In 1915 in the heart of Hollywood, near the dawn of the infamous city’s Golden Age, a small, modest Jesuit school opened its doors for the first time with a grand total of 17 students enrolled.
Today Blessed Sacrament School — which now has a student body of 150, from pre-K through 8th grade — is preparing to launch its centennial celebration Feb. 7 with a Mass, open house and luncheon fundraiser.
Jesuit Father Gregory Boyle, founder and executive director of Homeboy Industries, will be the special guest and will celebrate a special anniversary Mass at 11 a.m. in Blessed Sacrament Church. The luncheon that follows will be catered by the Homeboy Industries food truck, with tickets available for $35 each.

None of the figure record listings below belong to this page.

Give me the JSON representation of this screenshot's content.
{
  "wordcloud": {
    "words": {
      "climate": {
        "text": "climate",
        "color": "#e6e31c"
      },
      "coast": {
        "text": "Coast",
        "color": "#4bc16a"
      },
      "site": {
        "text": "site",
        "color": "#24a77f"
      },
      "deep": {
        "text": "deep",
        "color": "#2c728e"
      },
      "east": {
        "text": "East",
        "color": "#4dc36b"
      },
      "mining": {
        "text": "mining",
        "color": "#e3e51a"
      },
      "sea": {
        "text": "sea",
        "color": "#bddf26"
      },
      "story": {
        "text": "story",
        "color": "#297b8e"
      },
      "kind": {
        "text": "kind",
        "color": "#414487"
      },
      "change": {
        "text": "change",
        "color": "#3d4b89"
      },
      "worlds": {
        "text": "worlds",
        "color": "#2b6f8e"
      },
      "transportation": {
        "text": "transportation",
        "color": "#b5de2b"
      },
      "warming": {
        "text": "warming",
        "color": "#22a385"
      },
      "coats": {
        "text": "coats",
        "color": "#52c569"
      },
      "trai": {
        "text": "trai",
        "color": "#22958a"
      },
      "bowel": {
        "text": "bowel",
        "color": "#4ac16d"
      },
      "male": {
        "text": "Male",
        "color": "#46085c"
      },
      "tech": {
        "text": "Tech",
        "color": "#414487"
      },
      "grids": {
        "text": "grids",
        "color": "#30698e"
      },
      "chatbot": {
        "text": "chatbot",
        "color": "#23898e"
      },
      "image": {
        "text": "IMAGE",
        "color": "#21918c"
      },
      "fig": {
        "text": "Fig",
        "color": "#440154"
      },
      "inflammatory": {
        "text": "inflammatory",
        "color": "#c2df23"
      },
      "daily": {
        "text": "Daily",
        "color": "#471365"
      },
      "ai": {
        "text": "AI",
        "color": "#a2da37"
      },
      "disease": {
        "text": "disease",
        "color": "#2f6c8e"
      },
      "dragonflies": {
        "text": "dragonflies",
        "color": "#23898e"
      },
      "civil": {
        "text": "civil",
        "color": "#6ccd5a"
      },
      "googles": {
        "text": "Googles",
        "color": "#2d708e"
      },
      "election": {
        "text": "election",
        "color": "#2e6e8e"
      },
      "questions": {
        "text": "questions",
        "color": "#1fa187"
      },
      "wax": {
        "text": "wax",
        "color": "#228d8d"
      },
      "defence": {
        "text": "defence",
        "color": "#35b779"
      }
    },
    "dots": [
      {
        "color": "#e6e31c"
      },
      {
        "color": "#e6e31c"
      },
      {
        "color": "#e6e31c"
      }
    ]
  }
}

A portion of event proceeds are earmarked to help support school scholarships and operations.
In anticipation of the anniversary luncheon and the parish’s annual STAR Awards on April 25 — which will honor several prominent local Catholics, including Father Boyle, actor Eduardo Verástegui and others — Yolanda S. Brown, parish life director at Blessed Sacrament Church, and Raphael “Rocky” Domingo, principal of Blessed Sacrament School, shared a few historical tidbits and present-day highlights about the school with The Tidings.

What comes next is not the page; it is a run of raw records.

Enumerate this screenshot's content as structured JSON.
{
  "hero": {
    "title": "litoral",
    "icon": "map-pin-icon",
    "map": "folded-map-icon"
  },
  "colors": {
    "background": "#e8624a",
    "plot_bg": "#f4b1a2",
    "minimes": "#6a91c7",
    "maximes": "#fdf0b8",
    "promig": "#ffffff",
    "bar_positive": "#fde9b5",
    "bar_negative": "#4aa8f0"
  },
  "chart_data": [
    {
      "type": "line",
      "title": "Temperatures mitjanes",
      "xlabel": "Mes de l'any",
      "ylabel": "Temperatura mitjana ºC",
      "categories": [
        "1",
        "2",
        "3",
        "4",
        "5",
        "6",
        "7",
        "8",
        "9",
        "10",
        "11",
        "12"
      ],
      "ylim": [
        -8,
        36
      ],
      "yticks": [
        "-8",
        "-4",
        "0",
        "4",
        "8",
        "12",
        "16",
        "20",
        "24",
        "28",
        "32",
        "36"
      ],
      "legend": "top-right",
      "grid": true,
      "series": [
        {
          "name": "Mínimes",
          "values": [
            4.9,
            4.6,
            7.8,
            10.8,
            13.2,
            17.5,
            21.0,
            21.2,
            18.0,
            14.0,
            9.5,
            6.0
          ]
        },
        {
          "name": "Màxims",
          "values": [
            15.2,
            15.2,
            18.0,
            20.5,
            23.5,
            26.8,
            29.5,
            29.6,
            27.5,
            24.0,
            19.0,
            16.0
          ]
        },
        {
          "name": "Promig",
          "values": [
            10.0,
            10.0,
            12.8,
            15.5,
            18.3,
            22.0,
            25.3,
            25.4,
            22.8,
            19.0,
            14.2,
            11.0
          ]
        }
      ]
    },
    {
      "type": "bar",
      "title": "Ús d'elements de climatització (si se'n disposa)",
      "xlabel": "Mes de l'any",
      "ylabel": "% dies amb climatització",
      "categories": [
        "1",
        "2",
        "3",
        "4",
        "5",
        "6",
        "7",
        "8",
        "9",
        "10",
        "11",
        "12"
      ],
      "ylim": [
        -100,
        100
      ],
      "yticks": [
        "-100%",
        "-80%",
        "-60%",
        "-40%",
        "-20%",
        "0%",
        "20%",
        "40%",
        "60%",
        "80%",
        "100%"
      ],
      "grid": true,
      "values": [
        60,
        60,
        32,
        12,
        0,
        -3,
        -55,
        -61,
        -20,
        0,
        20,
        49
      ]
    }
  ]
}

Originally founded on Hollywood Boulevard, Blessed Sacrament School and Church were both relocated to their current locations on Sunset Boulevard in 1923. The new parish structures were both designed in the Italian Renaissance style by Thomas Franklin Power and were later designated as official historic landmarks.

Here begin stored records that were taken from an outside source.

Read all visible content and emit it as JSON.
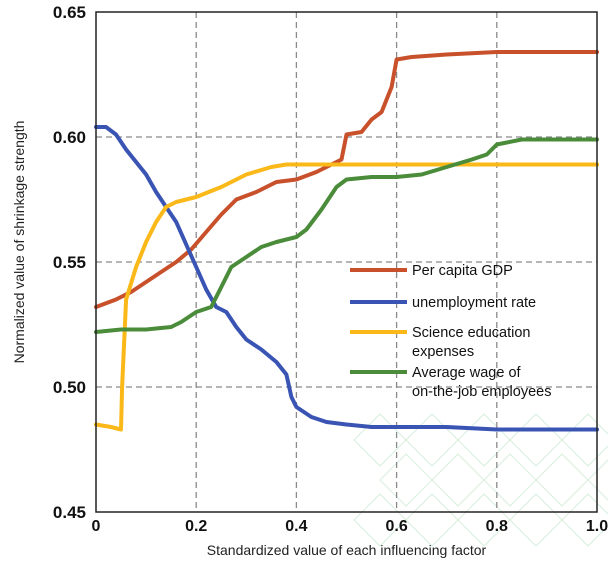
{
  "chart_data": {
    "type": "line",
    "xlabel": "Standardized value of each influencing factor",
    "ylabel": "Normalized value of shrinkage strength",
    "xlim": [
      0,
      1.0
    ],
    "ylim": [
      0.45,
      0.65
    ],
    "x_ticks": [
      "0",
      "0.2",
      "0.4",
      "0.6",
      "0.8",
      "1.0"
    ],
    "y_ticks": [
      "0.45",
      "0.50",
      "0.55",
      "0.60",
      "0.65"
    ],
    "grid": "dashed",
    "legend_position": "right-middle",
    "series": [
      {
        "name": "Per capita GDP",
        "legend_lines": [
          "Per capita GDP"
        ],
        "color": "#c8502a",
        "x": [
          0,
          0.04,
          0.07,
          0.1,
          0.13,
          0.16,
          0.19,
          0.22,
          0.25,
          0.28,
          0.32,
          0.36,
          0.4,
          0.44,
          0.47,
          0.49,
          0.5,
          0.53,
          0.55,
          0.57,
          0.58,
          0.59,
          0.6,
          0.63,
          0.7,
          0.8,
          0.9,
          1.0
        ],
        "y": [
          0.532,
          0.535,
          0.538,
          0.542,
          0.546,
          0.55,
          0.555,
          0.562,
          0.569,
          0.575,
          0.578,
          0.582,
          0.583,
          0.586,
          0.589,
          0.591,
          0.601,
          0.602,
          0.607,
          0.61,
          0.615,
          0.62,
          0.631,
          0.632,
          0.633,
          0.634,
          0.634,
          0.634
        ]
      },
      {
        "name": "unemployment rate",
        "legend_lines": [
          "unemployment rate"
        ],
        "color": "#3a54b4",
        "x": [
          0,
          0.02,
          0.04,
          0.06,
          0.08,
          0.1,
          0.12,
          0.14,
          0.16,
          0.18,
          0.2,
          0.22,
          0.24,
          0.26,
          0.28,
          0.3,
          0.33,
          0.36,
          0.38,
          0.39,
          0.4,
          0.43,
          0.46,
          0.5,
          0.55,
          0.6,
          0.7,
          0.8,
          0.9,
          1.0
        ],
        "y": [
          0.604,
          0.604,
          0.601,
          0.595,
          0.59,
          0.585,
          0.578,
          0.572,
          0.566,
          0.557,
          0.548,
          0.539,
          0.532,
          0.53,
          0.524,
          0.519,
          0.515,
          0.51,
          0.505,
          0.496,
          0.492,
          0.488,
          0.486,
          0.485,
          0.484,
          0.484,
          0.484,
          0.483,
          0.483,
          0.483
        ]
      },
      {
        "name": "Science education expenses",
        "legend_lines": [
          "Science education",
          "expenses"
        ],
        "color": "#fbb819",
        "x": [
          0,
          0.03,
          0.05,
          0.052,
          0.06,
          0.08,
          0.1,
          0.12,
          0.14,
          0.16,
          0.2,
          0.25,
          0.3,
          0.35,
          0.38,
          0.45,
          0.5,
          0.6,
          0.7,
          0.8,
          0.9,
          1.0
        ],
        "y": [
          0.485,
          0.484,
          0.483,
          0.5,
          0.535,
          0.548,
          0.558,
          0.566,
          0.572,
          0.574,
          0.576,
          0.58,
          0.585,
          0.588,
          0.589,
          0.589,
          0.589,
          0.589,
          0.589,
          0.589,
          0.589,
          0.589
        ]
      },
      {
        "name": "Average wage of on-the-job employees",
        "legend_lines": [
          "Average wage of",
          "on-the-job employees"
        ],
        "color": "#4a8c3a",
        "x": [
          0,
          0.05,
          0.1,
          0.15,
          0.17,
          0.2,
          0.23,
          0.25,
          0.27,
          0.3,
          0.33,
          0.36,
          0.4,
          0.42,
          0.45,
          0.48,
          0.5,
          0.55,
          0.6,
          0.65,
          0.7,
          0.75,
          0.78,
          0.8,
          0.85,
          0.9,
          1.0
        ],
        "y": [
          0.522,
          0.523,
          0.523,
          0.524,
          0.526,
          0.53,
          0.532,
          0.54,
          0.548,
          0.552,
          0.556,
          0.558,
          0.56,
          0.563,
          0.571,
          0.58,
          0.583,
          0.584,
          0.584,
          0.585,
          0.588,
          0.591,
          0.593,
          0.597,
          0.599,
          0.599,
          0.599
        ]
      }
    ]
  }
}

Despite the parish’s historical significance and celebrity-rich history — especially during Hollywood’s heyday, when John Wayne, Ricardo Montalban, Bing Crosby, Shelley Fabares and many others were either parishioners, students or had children in the school — the school’s mission over the past 100 years has always remained the same: “To provide a quality Catholic Jesuit education.”
“Regardless of who the students are who come here, this mission has always been present; it’s what we always strive for,” said Domingo. “Students are craving an education that is well rounded. … Educating the whole person is important. The goal of a good Catholic elementary school education is to create a solid foundation that [encourages] a love of learning.”
Brown lauded the “uniqueness” and effectiveness of the school’s present-day “blended learning” model, which provides independent, small group and teacher-led curriculum, to encourage “students to learn in three different modes.”
“Blended learning enables students to learn at their own speed and receive special attention, [to] enhance their learning experience,” Brown explained.
Currently, 62 percent of Blessed Sacrament students are Latino, 22 percent are Filipino, and the remaining are Anglo, black or other races/ethnicities, creating an “intercultural” makeup with one significant shared trait: 90 percent are Catholic.
“Each group has its own foods, its own music, its own traditions and faith practices, so what we do here is listen to one another, we plan [parish and school events] together, and invite each other to help bring us all together,” she said.
In addition, the archdiocese has designated Blessed Sacrament as a Media Arts Magnet School for its strengths in teaching responsible communication skills that help foster “excellence in academics, self-expression and community building.”
For Beatrice Girmala, who attended Blessed Sacrament from 1969 to 1977, the school provided “a priceless foundation for a successful future.” Currently a commander with the Los Angeles Police Department, Girmala is slated to become a deputy chief this coming April following 29 years of professional service.
“The faculty selflessly invested their time, talent and genuine caring into each student, instilling a sense of value and self-worth,” recalled Girmala, who oversees all law enforcement operations within the LAPD’s West Bureau, including Koreatown, Wilshire, Hollywood, West Los Angeles, Venice and LAX Airport.
“To this day, I credit the gift of my Catholic school education with providing the key cornerstones for a life lived in service and consideration of others,” she said.